According to a new study, most men would like women to occasionally pick up the check. The study also found that most women would occasionally like to be paid as much as men for doing the same job.
According to the latest poll in the Washington Post, 63 percent of Americans said that so far they approve of President Bush. Not surprisingly, the other 37 percent are English teachers.

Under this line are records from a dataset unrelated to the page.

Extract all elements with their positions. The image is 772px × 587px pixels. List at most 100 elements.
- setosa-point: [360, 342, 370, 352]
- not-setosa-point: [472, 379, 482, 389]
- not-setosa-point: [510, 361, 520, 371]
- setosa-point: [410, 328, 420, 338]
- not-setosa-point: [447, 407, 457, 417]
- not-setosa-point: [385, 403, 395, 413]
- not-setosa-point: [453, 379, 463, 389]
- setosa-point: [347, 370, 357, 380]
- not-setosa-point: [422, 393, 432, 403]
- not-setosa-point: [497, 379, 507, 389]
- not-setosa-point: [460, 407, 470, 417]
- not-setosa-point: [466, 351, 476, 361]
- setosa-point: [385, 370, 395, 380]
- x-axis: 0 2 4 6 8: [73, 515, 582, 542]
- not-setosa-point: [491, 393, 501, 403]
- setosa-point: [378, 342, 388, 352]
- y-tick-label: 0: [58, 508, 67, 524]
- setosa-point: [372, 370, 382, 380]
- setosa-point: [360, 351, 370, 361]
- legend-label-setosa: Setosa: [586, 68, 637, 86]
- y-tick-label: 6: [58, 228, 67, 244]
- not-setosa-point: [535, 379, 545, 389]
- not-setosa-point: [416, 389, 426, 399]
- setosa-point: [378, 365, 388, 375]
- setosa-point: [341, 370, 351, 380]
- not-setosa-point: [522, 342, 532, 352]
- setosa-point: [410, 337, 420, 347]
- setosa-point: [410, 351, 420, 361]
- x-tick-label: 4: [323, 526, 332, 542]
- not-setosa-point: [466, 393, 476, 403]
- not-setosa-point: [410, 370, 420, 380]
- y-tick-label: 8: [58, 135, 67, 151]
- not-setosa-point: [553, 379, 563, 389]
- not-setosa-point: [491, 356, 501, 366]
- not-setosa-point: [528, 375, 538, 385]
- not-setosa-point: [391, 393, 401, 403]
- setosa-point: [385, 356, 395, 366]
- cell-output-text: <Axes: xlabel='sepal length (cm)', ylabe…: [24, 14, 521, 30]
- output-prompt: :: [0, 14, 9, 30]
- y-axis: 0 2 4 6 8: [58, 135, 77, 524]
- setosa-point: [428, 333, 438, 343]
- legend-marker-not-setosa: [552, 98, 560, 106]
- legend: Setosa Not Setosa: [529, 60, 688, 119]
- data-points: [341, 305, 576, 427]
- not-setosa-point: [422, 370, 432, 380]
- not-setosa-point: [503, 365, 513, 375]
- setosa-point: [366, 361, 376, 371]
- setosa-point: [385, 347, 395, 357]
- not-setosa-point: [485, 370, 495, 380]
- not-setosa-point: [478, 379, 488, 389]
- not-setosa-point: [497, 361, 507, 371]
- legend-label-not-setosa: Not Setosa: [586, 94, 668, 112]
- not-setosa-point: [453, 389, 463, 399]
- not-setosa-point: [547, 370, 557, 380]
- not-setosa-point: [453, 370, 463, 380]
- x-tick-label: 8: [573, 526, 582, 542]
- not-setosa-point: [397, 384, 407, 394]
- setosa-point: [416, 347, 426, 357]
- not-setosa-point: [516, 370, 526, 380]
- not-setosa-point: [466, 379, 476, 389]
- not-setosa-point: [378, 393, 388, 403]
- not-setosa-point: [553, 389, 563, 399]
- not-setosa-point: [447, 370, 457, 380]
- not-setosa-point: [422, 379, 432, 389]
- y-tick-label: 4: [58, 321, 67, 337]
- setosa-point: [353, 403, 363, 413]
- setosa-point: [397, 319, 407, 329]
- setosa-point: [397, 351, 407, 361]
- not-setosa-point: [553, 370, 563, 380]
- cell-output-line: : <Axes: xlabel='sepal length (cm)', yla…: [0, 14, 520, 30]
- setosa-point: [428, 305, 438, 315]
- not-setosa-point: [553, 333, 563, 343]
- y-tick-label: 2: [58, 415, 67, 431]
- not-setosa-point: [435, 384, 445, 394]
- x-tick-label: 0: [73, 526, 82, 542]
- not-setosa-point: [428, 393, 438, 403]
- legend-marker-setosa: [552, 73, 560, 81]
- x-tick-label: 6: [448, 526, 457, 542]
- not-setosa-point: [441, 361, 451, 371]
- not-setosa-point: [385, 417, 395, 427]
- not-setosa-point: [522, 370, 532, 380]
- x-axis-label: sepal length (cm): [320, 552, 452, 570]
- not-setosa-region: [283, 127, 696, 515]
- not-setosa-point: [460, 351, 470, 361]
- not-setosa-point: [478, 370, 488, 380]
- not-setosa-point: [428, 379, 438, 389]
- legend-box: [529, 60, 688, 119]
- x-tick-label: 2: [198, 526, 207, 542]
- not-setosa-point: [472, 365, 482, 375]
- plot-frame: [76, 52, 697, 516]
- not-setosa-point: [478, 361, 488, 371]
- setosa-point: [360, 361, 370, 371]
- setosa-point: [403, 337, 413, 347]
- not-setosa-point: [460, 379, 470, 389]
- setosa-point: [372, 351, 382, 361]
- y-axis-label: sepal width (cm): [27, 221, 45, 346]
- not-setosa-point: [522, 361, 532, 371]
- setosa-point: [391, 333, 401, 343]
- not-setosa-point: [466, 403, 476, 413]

In an interview, former vice-presidential candidate Paul Ryan said he does not have a racist bone in his body. However, he admitted he has three sexist bones and his spine is homophobic.
Bob Dole is going to be appearing in a Pepsi commercial with Britney Spears. Yeah, apparently Dole says that if this doesn't cure his erectile dysfunction, nothing will.
Tomorrow night President Obama will announce his new immigration plan. Obama's favorite part of his new immigration plan is that he gets to emigrate to another country. He's tired of all this.
Donald Trump refuses to give details about his policy plans. Trump apologized by saying, 'When I announced I was running for president, I had no idea people would take me seriously.'
North Korea conducted a nuclear test and the blast was so small that many scientists are saying it was a dud. Apparently, the nuclear bomb didn't work well because it was made in Korea.
Jeb Bush cheated on his diet and had a fried Snickers bar, pork on a stick, and a beer. Jeb Bush said he ate it so at least he could see some of his numbers go up.